Es geht nicht um Aufrüstung!   (01.03.2019)

 

Im November 2018 konnten die Soldaten der Bundeswehr einen schwachen Hoffnungsschimmer  haben, dass die verantwortlichen Politiker in Regierung und Parlament zur sicherheitspolitischen Vernunft gefunden haben, sowie ihrer Verantwortung für die Parlamentsarmee gerecht werden wollen und die Streitkräfte nun endlich mit der Wiederherstellung ihrer stark beeinträchtigten Einsatzfähigkeit beginnen können.

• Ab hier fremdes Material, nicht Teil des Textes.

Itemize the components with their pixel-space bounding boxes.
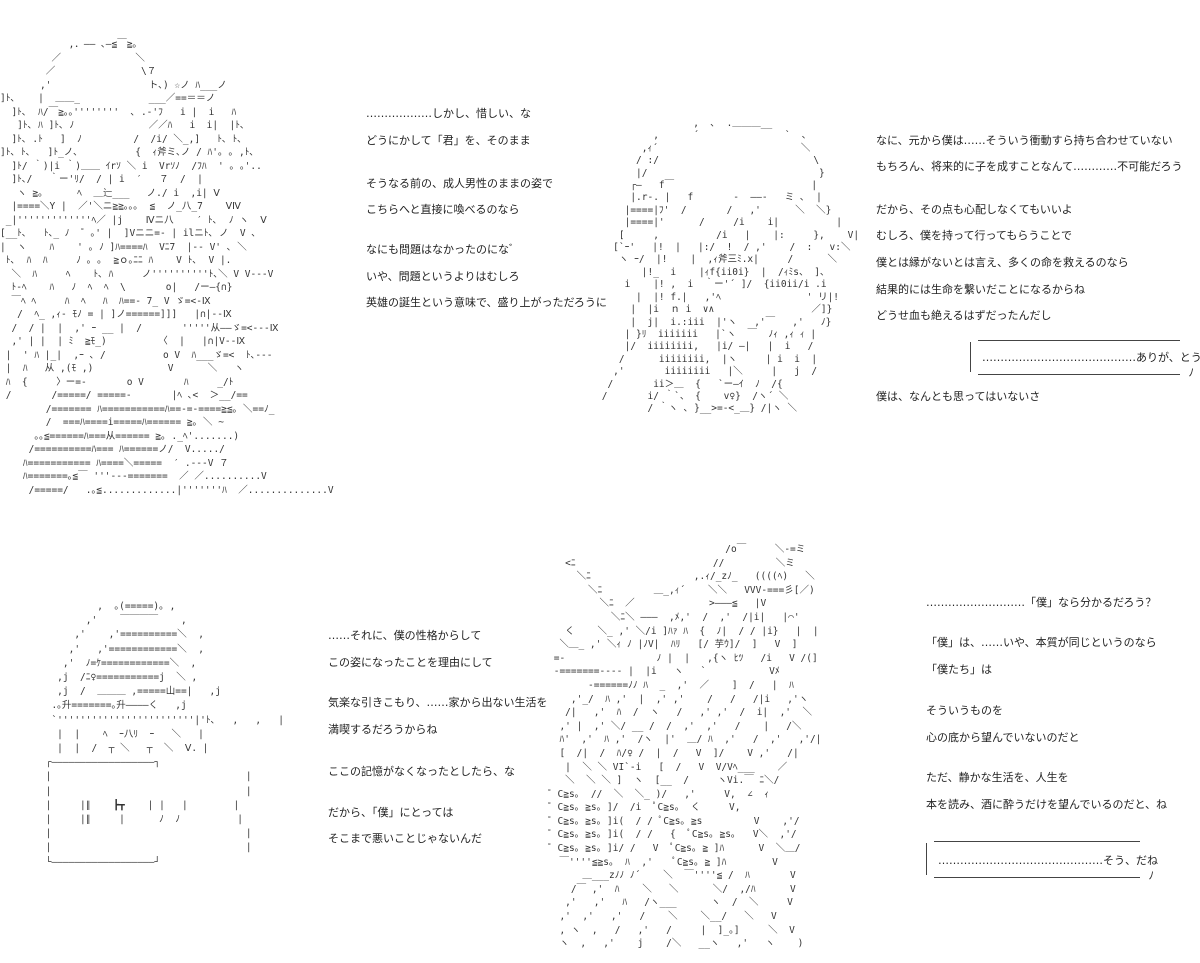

Dabei geht es nicht um „Aufrüstung“ (Gabriel und andere links/rot/grüne Politiker), sondern um dringend benötigte Ausrüstung für unsere Soldaten.

Nun droht erneut erhebliches Ungemach, denn das Kabinett will am 20. März 2019 über die Finanzplanung der nächsten vier Jahre beraten und der vertrauliche Eckwertevorschlag, den Finanzminister Scholz (SPD) dafür vorgelegt hat, entspricht in keiner Weise dem errechneten Bedarf und den Erwartungen der Bundeswehr.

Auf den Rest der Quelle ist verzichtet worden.